By adding a few layers to the pretrained model(PretrainedModel
), I want to train new model(MyNewModel
), where the existing pretrained layers(starting with pretrained weights) and newly added layers are trained simultaneously.
class PretrainedModel(nn.Module):
def __init__(self):
self.layer_s=PretrainedModule(...)
def forward(self,....):
outputs=self.layer_s(...)
return outputs
class MyNewModel(nn.Moudle):
def __init__(self):
self.layer_s=PretrainedModule(...)
self.new_layer_s=NewModule(...)
def forward(self,....):
outputs=self.layer_s(...)
outputs=self.new_layer_s(outputs)
return outputs
net=MyNewModel(...)
net.load_state_dict(....) # load parameters, that are belong to PretrainedModule
optim = Adam(net.parameters(),lr=1e-4)
for idx,batch in enumerate(training_set):
output=net(...)
loss = loss_fn(output)
loss.backward()
optim.step()
Is it okay to train MyNewModel
by splitting in two model and using two optimizer?
For example,
class PretrainedModel(nn.Module):
def __init__(self):
self.layer_s=PretrainedModule(...)
def forward(self,....):
outputs=self.layer_s(...)
return outputs
class AddedLayers(nn.Moudle):
def __init__(self):
self.new_layer_s=NewModule(...)
def forward(self,....):
outputs=self.new_layer_s(...)
return outputs
pretrained_net=PretrainedModel(...)
pretrained_net.load_state_dict(torch.load('pretrained.pt'))

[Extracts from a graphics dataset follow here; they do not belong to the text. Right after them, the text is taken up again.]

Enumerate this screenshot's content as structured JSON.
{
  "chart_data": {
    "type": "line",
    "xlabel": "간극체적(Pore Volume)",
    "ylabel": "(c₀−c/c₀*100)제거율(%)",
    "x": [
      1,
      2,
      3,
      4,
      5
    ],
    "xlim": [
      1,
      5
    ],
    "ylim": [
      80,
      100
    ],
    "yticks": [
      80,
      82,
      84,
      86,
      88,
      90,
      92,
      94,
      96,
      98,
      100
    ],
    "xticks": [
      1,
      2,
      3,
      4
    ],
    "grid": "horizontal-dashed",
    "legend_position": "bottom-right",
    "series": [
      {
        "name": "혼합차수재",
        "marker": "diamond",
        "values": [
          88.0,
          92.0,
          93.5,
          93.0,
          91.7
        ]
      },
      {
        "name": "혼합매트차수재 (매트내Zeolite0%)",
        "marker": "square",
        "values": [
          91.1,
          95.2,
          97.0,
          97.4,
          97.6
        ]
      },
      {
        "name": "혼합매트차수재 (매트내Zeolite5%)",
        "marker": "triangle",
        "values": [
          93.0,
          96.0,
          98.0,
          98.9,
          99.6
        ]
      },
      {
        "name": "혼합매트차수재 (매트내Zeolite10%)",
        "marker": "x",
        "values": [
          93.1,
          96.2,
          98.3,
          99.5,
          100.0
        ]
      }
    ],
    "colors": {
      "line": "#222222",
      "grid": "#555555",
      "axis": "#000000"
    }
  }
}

optimizer_pretrained= Adam(pretrained_net.parameters(),lr=1e-4)
added_net=AddedLayers(...)
optimizer_added= Adam(added_net.parameters(),lr=1e-4)
for idx, batch in enumerate(training_set):
output=pretrained_net(...)
output=added_net(output)
loss = loss_fn(output)
loss.backward()
optimizer_pretrained.step()
optimizer_added.step()
Or do I have to run with upper case?